The point of a certificate is that one endpoint can be sure that the other endpoint is who they say they are, and not somebody else.
In the most common case, it is the client which checks that the server presents a valid certificate matching the domain name they connected to, for which the server has the associated private key, and which the client can trace back to someone they trust.
So if you connect to example.com, the server should have a certificate for example.com, with the matching private key, and this certificate needs to be signed by someone they trust.

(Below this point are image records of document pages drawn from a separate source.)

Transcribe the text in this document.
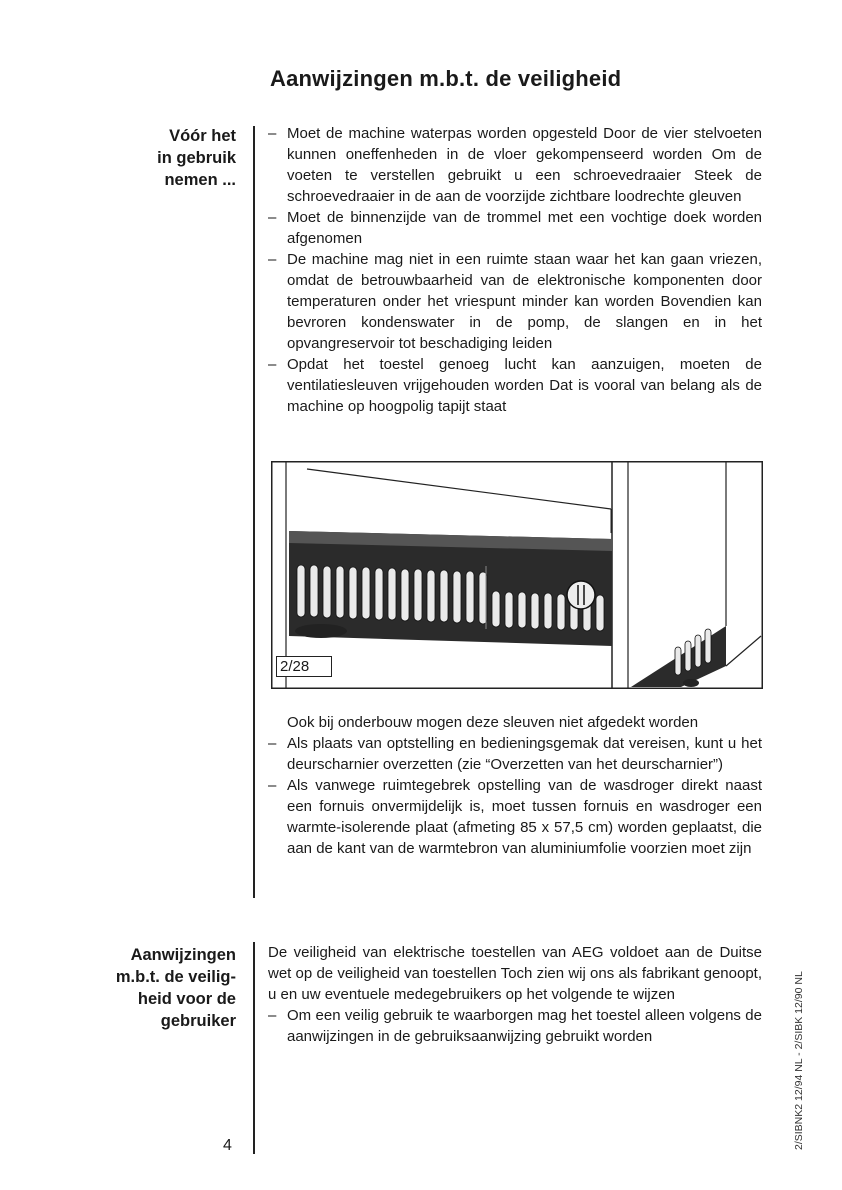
Aanwijzingen m.b.t. de veiligheid
Vóór het
in gebruik
nemen ...
– Moet de machine waterpas worden opgesteld Door de vier stelvoeten kunnen oneffenheden in de vloer gekompenseerd worden Om de voeten te verstellen gebruikt u een schroevedraaier Steek de schroevedraaier in de aan de voorzijde zichtbare loodrechte gleuven
– Moet de binnenzijde van de trommel met een vochtige doek worden afgenomen
– De machine mag niet in een ruimte staan waar het kan gaan vriezen, omdat de betrouwbaarheid van de elektronische komponenten door temperaturen onder het vriespunt minder kan worden Bovendien kan bevroren kondenswater in de pomp, de slangen en in het opvangreservoir tot beschadiging leiden
– Opdat het toestel genoeg lucht kan aanzuigen, moeten de ventilatiesleuven vrijgehouden worden Dat is vooral van belang als de machine op hoogpolig tapijt staat
2/28
Ook bij onderbouw mogen deze sleuven niet afgedekt worden
– Als plaats van optstelling en bedieningsgemak dat vereisen, kunt u het deurscharnier overzetten (zie “Overzetten van het deurscharnier”)
– Als vanwege ruimtegebrek opstelling van de wasdroger direkt naast een fornuis onvermijdelijk is, moet tussen fornuis en wasdroger een warmte-isolerende plaat (afmeting 85 x 57,5 cm) worden geplaatst, die aan de kant van de warmtebron van aluminiumfolie voorzien moet zijn
Aanwijzingen
m.b.t. de veilig-
heid voor de
gebruiker
De veiligheid van elektrische toestellen van AEG voldoet aan de Duitse wet op de veiligheid van toestellen Toch zien wij ons als fabrikant genoopt, u en uw eventuele medegebruikers op het volgende te wijzen
– Om een veilig gebruik te waarborgen mag het toestel alleen volgens de aanwijzingen in de gebruiksaanwijzing gebruikt worden
4	2/SIBNK2 12/94 NL - 2/SIBK 12/90 NL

The default "trust" of browsers and most other clients is a list of root certificates which belong the certificate authorities (CAs) which have been vetted against criteria chosen by the CA/Browser forum. It involves a lot of rules on how they check domain ownership (and possibly other criteria for OV or EV certificates), security, audits, revocation, etc.
CAs which match these criteria are usually included in root certificate stores, either in the OS (Windows, macOS, various Unix distributions...) or the browser (Firefox, most others rely on the OS).
If the certificate of example.com is signed by one of those CAs, then it is trusted. If not (as in the case of a self-signed cert), then it isn't.
If you want your web site to be available to everyone, they you don't have much choice than getting a certificate from one of those CAs.
If on the other hand you control all the client devices, then you can either add the certificate to the trusted certificate store of all those clients.
The alternative is to allow insecure connections (not check if the certificate is trusted), but the end result is that... it's insecure!